Sin embargo, la lectora asidua de Castellanos Moya, puede ir recogiendo indicios en el comportamiento de Erasmo que avisan del fatalismo tan acostumbrado de la saga, y es que Erasmo vuelve poco a poco a las andadas, incapaz de reconducir su vida, directo a la toxicidad que se plasma en la escena que quiebra todo, cuando, tras pasarse con el alcohol, porque no es capaz de asimilar la enfermedad de su compañera y la incertidumbre de que él también esté enfermo, mezcla las pastillas para la ansiedad y la depresión con alcohol, hasta tal punto que defeca en la habitación, en el lado en el que duerme su amante. Este acto se conforma como un punto de no retorno, o más bien, como un momento crucial de vuelta a sí mismo. Lo que es interesante es que, en otro punto de la saga, en la novela El sueño del retorno, cuando Erasmo está teniendo problemas de dolor de hígado y colon irritable, el doctor Chente Alvarado, le cuenta una historia de cómo los seres humanos, cuando empezaron a dejar de ser nómadas y a vivir en cuevas, tuvieron que aprender a no defecar en el lugar en el que dormían por razones higiénicas:
Ese fue también el primer momento en que el hombre padeció esa emoción que ahora llamamos angustia y que consiste en tener que escoger una de dos opciones: o satisfacía su instinto de evacuar en el sitio donde se encontraba, con la consecuencia de que sus excrementos quedaran junto a su cama, como diríamos ahora, o controlaba sus esfínteres y se dirigía a evacuar lejos del sitio donde dormía. Todo ese proceso que la humanidad experimentó durante miles de años, cada ser humano lo vive en los primeros dos o tres años de su vida. ¿Me entiende? Cuando un niño es educado para que controle sus esfínteres, se le enfrenta por primera vez a la angustia: o complace su instinto de hacer sus necesidades en el momento en que sus bolsas se llenan o complace a sus padres y controla sus esfínteres tal como le exigen que haga. La angustia y el control de los esfínteres están estrechamente relacionados (Castellanos Moya 2013, 19–20).

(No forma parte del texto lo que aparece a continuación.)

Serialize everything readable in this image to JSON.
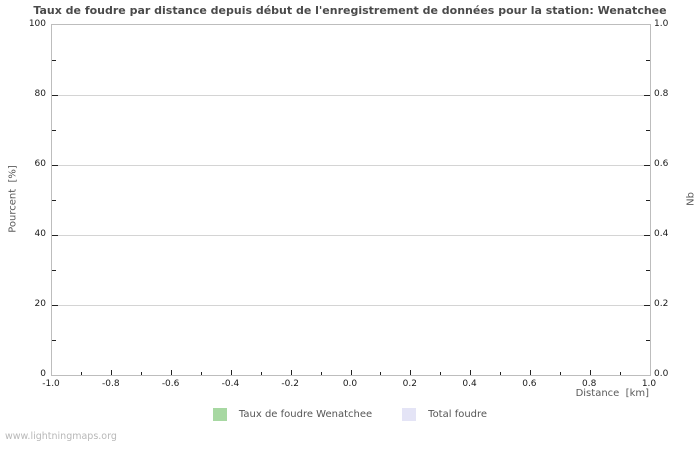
{
  "page": {
    "watermark": "www.lightningmaps.org"
  },
  "colors": {
    "grid": "#d4d4d4",
    "border": "#bdbdbd",
    "tick": "#222222",
    "title_text": "#4a4a4a",
    "axis_label_text": "#5a5a5a",
    "tick_label_text": "#1a1a1a",
    "series_green": "#a7d8a2",
    "series_lavender": "#e4e4f6"
  },
  "chart_data": {
    "type": "bar",
    "title": "Taux de foudre par distance depuis début de l'enregistrement de données pour la station: Wenatchee",
    "subtitle": "",
    "grid": "horizontal-major-only",
    "legend_position": "bottom-center",
    "x_axis": {
      "label": "Distance  [km]",
      "range": [
        -1.0,
        1.0
      ],
      "ticks": [
        -1.0,
        -0.8,
        -0.6,
        -0.4,
        -0.2,
        0.0,
        0.2,
        0.4,
        0.6,
        0.8,
        1.0
      ],
      "tick_labels": [
        "-1.0",
        "-0.8",
        "-0.6",
        "-0.4",
        "-0.2",
        "0.0",
        "0.2",
        "0.4",
        "0.6",
        "0.8",
        "1.0"
      ],
      "minor_step": 0.1
    },
    "left_axis": {
      "label": "Pourcent  [%]",
      "range": [
        0,
        100
      ],
      "ticks": [
        0,
        20,
        40,
        60,
        80,
        100
      ],
      "tick_labels": [
        "0",
        "20",
        "40",
        "60",
        "80",
        "100"
      ],
      "minor_step": 10
    },
    "right_axis": {
      "label": "Nb",
      "range": [
        0.0,
        1.0
      ],
      "ticks": [
        0.0,
        0.2,
        0.4,
        0.6,
        0.8,
        1.0
      ],
      "tick_labels": [
        "0.0",
        "0.2",
        "0.4",
        "0.6",
        "0.8",
        "1.0"
      ],
      "minor_step": 0.1
    },
    "series": [
      {
        "name": "Taux de foudre Wenatchee",
        "color": "#a7d8a2",
        "values": []
      },
      {
        "name": "Total foudre",
        "color": "#e4e4f6",
        "values": []
      }
    ],
    "note": "plot area is empty - no data points drawn"
  }
}
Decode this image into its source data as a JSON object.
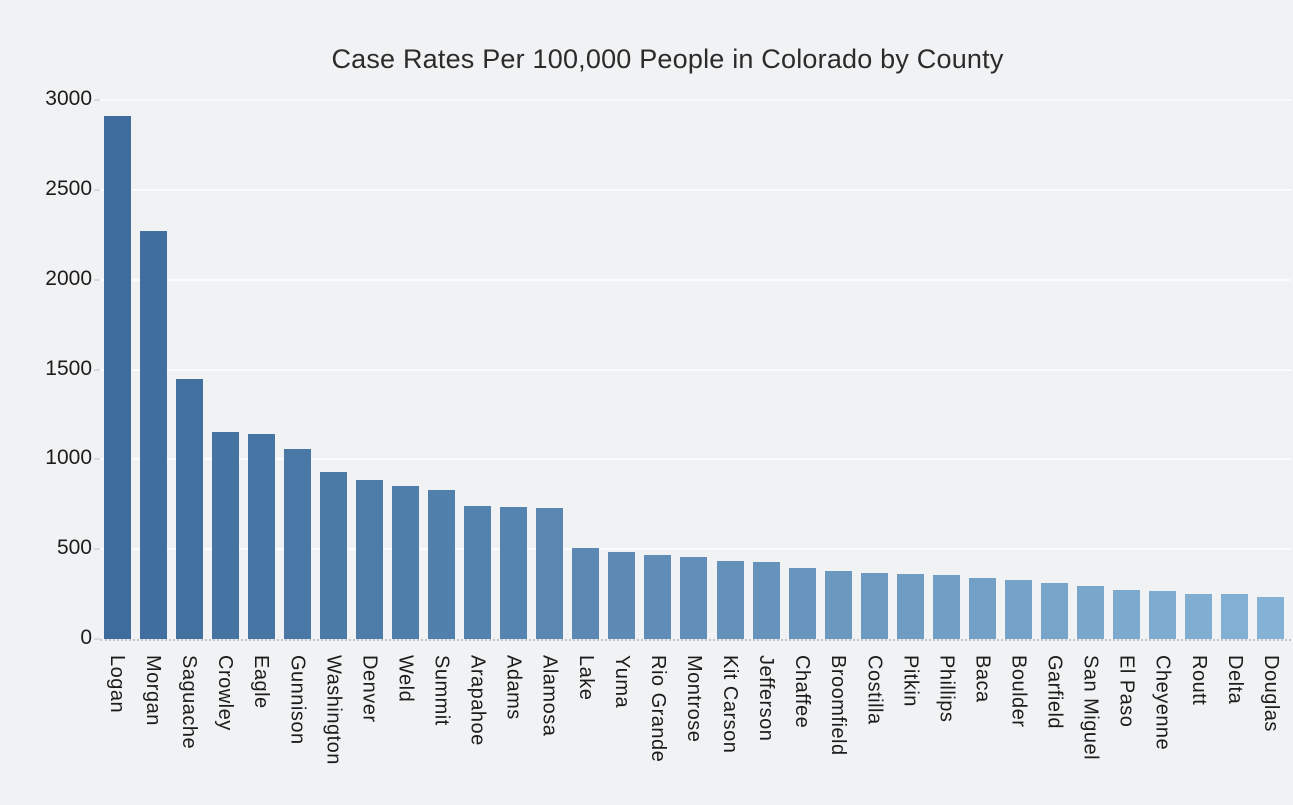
{
  "chart_data": {
    "type": "bar",
    "title": "Case Rates Per 100,000 People in Colorado by County",
    "xlabel": "",
    "ylabel": "",
    "ylim": [
      0,
      3000
    ],
    "yticks": [
      0,
      500,
      1000,
      1500,
      2000,
      2500,
      3000
    ],
    "grid": true,
    "legend": false,
    "categories": [
      "Logan",
      "Morgan",
      "Saguache",
      "Crowley",
      "Eagle",
      "Gunnison",
      "Washington",
      "Denver",
      "Weld",
      "Summit",
      "Arapahoe",
      "Adams",
      "Alamosa",
      "Lake",
      "Yuma",
      "Rio Grande",
      "Montrose",
      "Kit Carson",
      "Jefferson",
      "Chaffee",
      "Broomfield",
      "Costilla",
      "Pitkin",
      "Phillips",
      "Baca",
      "Boulder",
      "Garfield",
      "San Miguel",
      "El Paso",
      "Cheyenne",
      "Routt",
      "Delta",
      "Douglas"
    ],
    "values": [
      2910,
      2270,
      1445,
      1155,
      1143,
      1060,
      930,
      885,
      850,
      830,
      740,
      733,
      731,
      505,
      482,
      470,
      458,
      437,
      429,
      393,
      378,
      370,
      364,
      355,
      340,
      330,
      312,
      295,
      272,
      268,
      253,
      251,
      232
    ],
    "colors": {
      "background": "#F1F2F3",
      "gridline": "#FAFBFC",
      "baseline": "#C2C6CA",
      "bar_gradient_start": "#3E6D9D",
      "bar_gradient_end": "#85B1D4",
      "text": "#1C1C1C",
      "title_text": "#2B2B2B"
    }
  }
}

Parece entonces que, aunque de manera inconsciente, Erasmo sigue sus instintos a través de ese acto, que, por supuesto, se convierte en simbólico. Si esto es beneficioso para el personaje o no, queda como pregunta abierta al final de la novela.
3. Reflexiones finales
Tanto en El hombre amansado como en Moronga, además de otras novelas de Horacio Castellanos Moya, se ha observado que la representación de la cultura patriarcal es mostrada a través de una cosmovisión androcéntrica que, aunque fracturada y desarticulada, sigue ejerciendo su poder, mientras que las representaciones de lo femenino son atacadas y codificadas desde la perspectiva de esa masculinidad hegemónica en crisis, basada en la violencia simbólica (Bourdieu 2000). El análisis de la posición de estas figuras masculinas en relación con los roles tradicionales de la masculinidad como proveedores, protectores y procreadores revela una crisis en la representación de la masculinidad hegemónica. Esta crisis se manifiesta en una lucha por defenderse de las amenazas percibidas, difuminando la línea entre la realidad y la paranoia aprendida para sobrevivir, lo que hemos visto como paradójico, ya que da voz a una resistencia a los cambios que, en realidad, su propia masculinidad representa.
Además, hemos observado cómo el sujeto masculino ficcionalizado en estas novelas, se ve afectado por una cierta dilución en las nuevas sociedades de Estados Unidos y Suecia. Esto nos lleva a considerar no solo los efectos del trauma individual, como el desarraigo causado por el desplazamiento, sino también los cambios sociales que los personajes son incapaces de asimilar. Estos hallazgos subrayan la complejidad de las representaciones de la masculinidad en crisis y la importancia de considerar tanto los aspectos individuales como los sociales a la hora de comprender su evolución dentro de la obra narrativa moyana.